Saturday, November 11th, 2006

I think I have a right to claim that this is the most thorough D’ni timeline on the internet. Wikipedia’s is close, but it’s also occasionally inaccurate (for instance, why is Ri’neref not listed as the first King of D’ni, when he quite clearly was?), and lacks all of the details from Prologue.

Granted, I’m lacking a few of the niggling dates from Until Uru (D’Olympics, I suppose…) and the recent build-up to Live (namely, Town Hall meetings), but I think all of the important events have now been covered. The only dates I think I’m actually missing are the birth dates of several Kings, which I think I’ll get to a little later… it’s rather late right now, and those dates would require considerable (or at least, some)math to calculate, and I’m really not up to that at the moment ;).

I’ve also refrained from listing anything from PotS or To D’ni, because I have no idea how Cyan plans to actually integrate that into the timeline… we’ll see.

Crazy Flakes!

Monday, July 17th, 2006

It’s countdown to Mysterium ‘06 time already! Here’s a few things I’m working on right now…

  • DPWR.NET’s software upgrade from Invision Board 2.0 to 2.1.7
  • Archiver Issue 3 (loooooong overdue now, and probably going to be a post-Mysterium mega-issue)
  • A certain island for The Writing Project, which I’d like to actually have finished by Mysterium… and since we’re leaving on the 26th, I need to finish it in 9 days.
  • Yearly audit of DPWR’s archive.
    • Status: 271 articles of 856 revised, less than 100 of those 271 actually uploaded.
  • Still with the web dev contract from Hell…
  • Packing
  • Work

Oy.

New and Improved!

Thursday, October 13th, 2005

So despite the fact that DPWR has been largely silent for the past week (a fact I’m chalking up to nice fall weather, Myst 5, and school rather than abandonment… ask me later if I’m deluding myself), I’ve started some tentative design work on the new revision of the website. It’s not drastically different, but I’m refining the existing style and colors a bit, making some stylistic changes I’ve been wanting to make for a while, expanding the site a bit, and cleaning up the HTML and CSS output.

And so, I give you the first element of the new DPWR: the emblem.
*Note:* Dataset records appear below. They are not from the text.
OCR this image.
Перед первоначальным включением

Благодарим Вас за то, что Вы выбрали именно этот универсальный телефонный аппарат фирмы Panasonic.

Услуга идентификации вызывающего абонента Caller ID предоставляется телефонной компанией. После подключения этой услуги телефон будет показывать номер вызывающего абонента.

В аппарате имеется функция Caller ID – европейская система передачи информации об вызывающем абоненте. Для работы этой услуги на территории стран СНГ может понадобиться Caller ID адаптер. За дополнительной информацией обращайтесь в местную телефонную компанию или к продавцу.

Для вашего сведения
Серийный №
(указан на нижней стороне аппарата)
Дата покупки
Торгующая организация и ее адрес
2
I got tired of everyone mistaking my stylized book and shelves for a lantern (or a napkin ring O.o), and decided to go with a more detailed depiction this time around. The shelves are gone (those were the blue things, FYI), and the book has been redesigned. What I ended up with is this:

Happy Anniversary DPWR!

Monday, August 1st, 2005

DPWR is officially 5 years old now. The original D’niPedia website was launched on July 31st, 2000, and has been running in some incarnation ever since.

It’s also been crash-free for the past 2+ years (a fact which many long-time forum members will rejoice over), so we’re going strong now, woo!